The field of behavioral psychology concerns itself with the idea that every type of behavior is learned. It focuses on the conditioning that human beings experience when they interact with their personal environment. Behavioral psychologists are analytical and like to observe things, determining how external factors affect the way people make decisions. To become a behavioral psychologist, a person must first complete a doctoral degree. This means that it requires a significant investment of both money and time, not in the least because, once the degree has been completed, the graduate will have to work under direct supervision for some time as well. However, those who have done it will always tell you that it was worth the investment, and that it paid off.
So what are the things you can do with a behavioral psychology degree?
- You can specialize in a variety of focus areas within behavioral psychology. This means that, at any point during your career, you can take a slight change in direction and keep things interesting.
- You can become involved in research, which many behavioral psychologists find interesting. This means you will have the opportunity to develop new theories on behavior and perhaps even find a definitive answer with regards to the age-old nature versus nurture debate. When you perform research, you will generally work not just with humans but also with animals.
- You will have a direct role to play in the improvement of human behavior. If you so choose, you can work in a clinical role with people of any age who have behavioral difficulties, and try to help them restore their well-being.
- You can work in a variety of settings, including universities (either to teach or to conduct research), healthcare settings, private practices, federal government, the correctional system, schools, and more.
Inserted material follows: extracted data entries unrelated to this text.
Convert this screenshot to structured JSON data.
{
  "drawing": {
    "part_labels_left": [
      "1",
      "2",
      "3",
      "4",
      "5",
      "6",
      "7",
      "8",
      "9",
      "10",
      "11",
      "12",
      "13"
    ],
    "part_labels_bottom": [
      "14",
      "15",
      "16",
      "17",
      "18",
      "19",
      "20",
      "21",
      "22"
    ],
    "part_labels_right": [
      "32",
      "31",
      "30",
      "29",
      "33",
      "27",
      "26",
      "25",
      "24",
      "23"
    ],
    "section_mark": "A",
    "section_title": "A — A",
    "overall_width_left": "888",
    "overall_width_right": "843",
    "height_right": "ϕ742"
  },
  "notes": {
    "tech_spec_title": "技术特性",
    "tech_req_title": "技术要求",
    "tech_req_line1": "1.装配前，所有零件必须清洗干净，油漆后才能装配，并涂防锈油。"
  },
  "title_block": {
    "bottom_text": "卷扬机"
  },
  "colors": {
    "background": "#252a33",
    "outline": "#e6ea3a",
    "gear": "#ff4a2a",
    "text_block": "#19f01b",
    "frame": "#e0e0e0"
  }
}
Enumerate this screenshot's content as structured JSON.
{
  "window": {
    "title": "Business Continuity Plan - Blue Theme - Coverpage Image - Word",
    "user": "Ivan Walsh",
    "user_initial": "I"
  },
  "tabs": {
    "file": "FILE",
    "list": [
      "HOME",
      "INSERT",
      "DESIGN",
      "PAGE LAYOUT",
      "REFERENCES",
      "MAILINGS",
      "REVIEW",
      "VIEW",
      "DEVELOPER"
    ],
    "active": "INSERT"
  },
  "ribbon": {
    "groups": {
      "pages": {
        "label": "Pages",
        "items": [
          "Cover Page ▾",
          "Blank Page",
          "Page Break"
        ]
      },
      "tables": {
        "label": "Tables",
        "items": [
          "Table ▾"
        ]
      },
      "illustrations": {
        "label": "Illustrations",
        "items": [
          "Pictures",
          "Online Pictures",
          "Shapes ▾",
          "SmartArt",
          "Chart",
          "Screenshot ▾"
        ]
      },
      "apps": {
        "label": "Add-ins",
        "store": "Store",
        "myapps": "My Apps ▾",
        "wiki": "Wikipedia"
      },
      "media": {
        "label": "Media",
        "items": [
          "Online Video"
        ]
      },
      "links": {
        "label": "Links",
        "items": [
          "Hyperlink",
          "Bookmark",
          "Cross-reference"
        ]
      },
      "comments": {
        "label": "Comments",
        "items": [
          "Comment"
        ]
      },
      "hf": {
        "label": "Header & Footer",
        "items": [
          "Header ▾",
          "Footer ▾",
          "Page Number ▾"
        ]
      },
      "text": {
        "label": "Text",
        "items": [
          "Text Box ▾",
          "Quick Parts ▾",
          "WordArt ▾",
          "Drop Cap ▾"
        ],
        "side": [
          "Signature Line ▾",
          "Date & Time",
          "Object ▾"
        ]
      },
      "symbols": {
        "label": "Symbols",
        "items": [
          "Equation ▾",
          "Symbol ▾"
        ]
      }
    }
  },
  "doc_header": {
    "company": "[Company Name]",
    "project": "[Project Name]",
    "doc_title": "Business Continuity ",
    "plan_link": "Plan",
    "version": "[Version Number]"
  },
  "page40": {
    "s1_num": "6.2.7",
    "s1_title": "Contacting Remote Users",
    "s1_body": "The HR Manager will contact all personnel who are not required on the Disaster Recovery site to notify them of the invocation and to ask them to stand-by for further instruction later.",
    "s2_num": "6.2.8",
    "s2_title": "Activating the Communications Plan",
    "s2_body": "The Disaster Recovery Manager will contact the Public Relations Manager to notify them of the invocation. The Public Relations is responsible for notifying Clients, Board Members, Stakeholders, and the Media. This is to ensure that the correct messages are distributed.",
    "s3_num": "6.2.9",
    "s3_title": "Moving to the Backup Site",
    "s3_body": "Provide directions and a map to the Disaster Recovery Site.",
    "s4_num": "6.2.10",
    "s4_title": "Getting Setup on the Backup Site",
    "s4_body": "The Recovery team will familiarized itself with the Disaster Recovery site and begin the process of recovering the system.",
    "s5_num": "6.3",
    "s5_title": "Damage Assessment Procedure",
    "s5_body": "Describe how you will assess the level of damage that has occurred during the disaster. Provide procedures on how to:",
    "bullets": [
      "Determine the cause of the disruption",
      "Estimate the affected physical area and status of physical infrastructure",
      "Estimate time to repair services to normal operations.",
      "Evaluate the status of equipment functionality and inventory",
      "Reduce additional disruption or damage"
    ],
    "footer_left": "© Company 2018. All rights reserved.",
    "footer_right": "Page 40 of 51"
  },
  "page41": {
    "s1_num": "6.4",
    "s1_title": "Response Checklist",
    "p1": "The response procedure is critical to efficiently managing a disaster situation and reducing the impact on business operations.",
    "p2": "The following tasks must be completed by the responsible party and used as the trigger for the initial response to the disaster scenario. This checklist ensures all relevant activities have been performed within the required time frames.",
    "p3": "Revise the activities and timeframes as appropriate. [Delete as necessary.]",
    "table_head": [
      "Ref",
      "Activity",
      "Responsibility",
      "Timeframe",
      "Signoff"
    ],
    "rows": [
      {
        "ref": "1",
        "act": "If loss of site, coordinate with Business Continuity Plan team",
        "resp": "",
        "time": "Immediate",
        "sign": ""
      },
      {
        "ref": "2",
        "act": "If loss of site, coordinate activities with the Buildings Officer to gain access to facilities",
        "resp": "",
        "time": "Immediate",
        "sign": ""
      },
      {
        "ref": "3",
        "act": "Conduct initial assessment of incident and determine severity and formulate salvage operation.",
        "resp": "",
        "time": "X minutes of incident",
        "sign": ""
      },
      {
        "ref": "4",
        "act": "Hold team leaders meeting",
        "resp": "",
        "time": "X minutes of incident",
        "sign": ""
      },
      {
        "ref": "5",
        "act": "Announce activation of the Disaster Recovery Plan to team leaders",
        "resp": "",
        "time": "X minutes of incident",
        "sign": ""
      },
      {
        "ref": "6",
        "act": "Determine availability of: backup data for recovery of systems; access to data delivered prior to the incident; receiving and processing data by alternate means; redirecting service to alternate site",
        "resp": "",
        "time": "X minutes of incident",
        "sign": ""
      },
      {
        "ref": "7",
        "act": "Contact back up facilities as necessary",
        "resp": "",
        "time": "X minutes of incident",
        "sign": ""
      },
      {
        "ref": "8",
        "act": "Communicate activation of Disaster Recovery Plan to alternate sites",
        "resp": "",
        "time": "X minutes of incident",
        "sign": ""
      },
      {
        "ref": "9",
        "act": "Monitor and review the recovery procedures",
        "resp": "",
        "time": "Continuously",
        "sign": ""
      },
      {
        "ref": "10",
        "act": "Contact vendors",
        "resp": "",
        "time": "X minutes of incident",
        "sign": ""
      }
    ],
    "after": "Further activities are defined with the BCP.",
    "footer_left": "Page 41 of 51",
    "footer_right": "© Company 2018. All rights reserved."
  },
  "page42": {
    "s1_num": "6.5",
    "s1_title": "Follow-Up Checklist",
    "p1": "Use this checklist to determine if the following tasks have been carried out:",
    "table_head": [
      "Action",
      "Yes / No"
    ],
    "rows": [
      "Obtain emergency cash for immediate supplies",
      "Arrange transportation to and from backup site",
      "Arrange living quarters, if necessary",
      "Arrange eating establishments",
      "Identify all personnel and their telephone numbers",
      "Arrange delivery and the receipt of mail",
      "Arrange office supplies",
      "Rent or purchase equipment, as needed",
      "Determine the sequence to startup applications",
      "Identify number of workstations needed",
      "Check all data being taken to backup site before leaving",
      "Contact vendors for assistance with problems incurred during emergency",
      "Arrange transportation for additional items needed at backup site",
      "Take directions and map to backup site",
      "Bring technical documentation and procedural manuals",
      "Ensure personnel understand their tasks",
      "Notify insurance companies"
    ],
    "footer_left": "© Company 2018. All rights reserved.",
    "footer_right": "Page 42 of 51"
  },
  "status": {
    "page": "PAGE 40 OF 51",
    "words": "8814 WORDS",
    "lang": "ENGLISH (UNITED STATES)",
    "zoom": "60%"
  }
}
- You can become a behavioral interventionist. This means that you will focus on identifying harmful or risky behavior, and helping those people who exhibit those behaviors to make changes by enforcing positive thinking instead. Behavioral interventionists are often required in schools and home environments, and also in the field of substance abuse and addiction. To be a behavioral interventionist, you must have excellent communication skills and be really patient. Furthermore, you must be ready to deal with violent behavior, and to accept that many people do not want the help that you are offering.
- You can become a mental health case manager. In this role, you will work together with psychiatrists in order to help them screen new patients to determine the type of treatment that is most suitable to them. As part of a multidisciplinary team that includes the patient, you will determine which treatments are most relevant, and carry them out as and when required. You will also track progress so that you can report back on the effectiveness of any interventions put in place. To be a mental health case manager, you must have excellent record keeping and communication skills.
- You can choose to become a special education teacher. While this does require further training, it is a popular career option with behavioral psychologists, because they feel they can make a greater impact on young people, ensuring they can grow into happy, healthy adults. In this role, you will ensure that children learn according to their capacity, while at the same time equipping them with important life skills. Again, having excellent communication skills is vital for this particular role. You will be an advocate for the child, ensuring that both the educational system and the child’s family are able to put measures in place to improve outcomes.
- You can become an outpatient therapist. This is most often related to the field of substance abuse, which means that you will provide therapy, counseling, and other forms of treatment to those who are recovering from a substance abuse disorder. While this traditionally involved working with young adults up to the age of around 40, the face of addiction is changing tremendously. More and more often, children aged between 12 and 17 require addiction treatment, as do the elderly. You can also choose to work as an inpatient therapist, which means you will perform the same types of duties, but in a much more intensive way, and in a setting where patients remain for the duration of their treatment.
- You can work as a behavioral scientist, which is a research position. Here, you will work directly with individuals, exposing them to a variety of external and internal stimuli, in order to determine the impact of such stimuli on their behavior. In this role, you will often work closely with neurologists, who will aim to determine the biological impact of the various stimuli on the brain, which you as a behavior scientist will then interpret in terms of their psychological effects. This role brings together the hard sciences with the soft sciences, creating a unique perspective overall.
- You can work for the government. The government, across all different departments, implements policies that affect people all over the country, and even beyond. In many cases, they want to determine the psychological impact of a new policy before deciding on whether or not to implement it. Once implemented, they also want to monitor the psychological response to those changes. All of these can be done by a behavioral psychologist and, in this role, you will be indirectly responsible for the improvement of lives all over the country.
These are just some of the things you can do with a degree in behavioral psychology, and there are many more. This demonstrates just how wide this particular field of psychology is. And this is also why more and more sub-specializations are starting to occur. For instance, parapsychology – the psychology behind paranormal events – was once an obscure element of behavioral psychology. Today, it has become a science in its own right.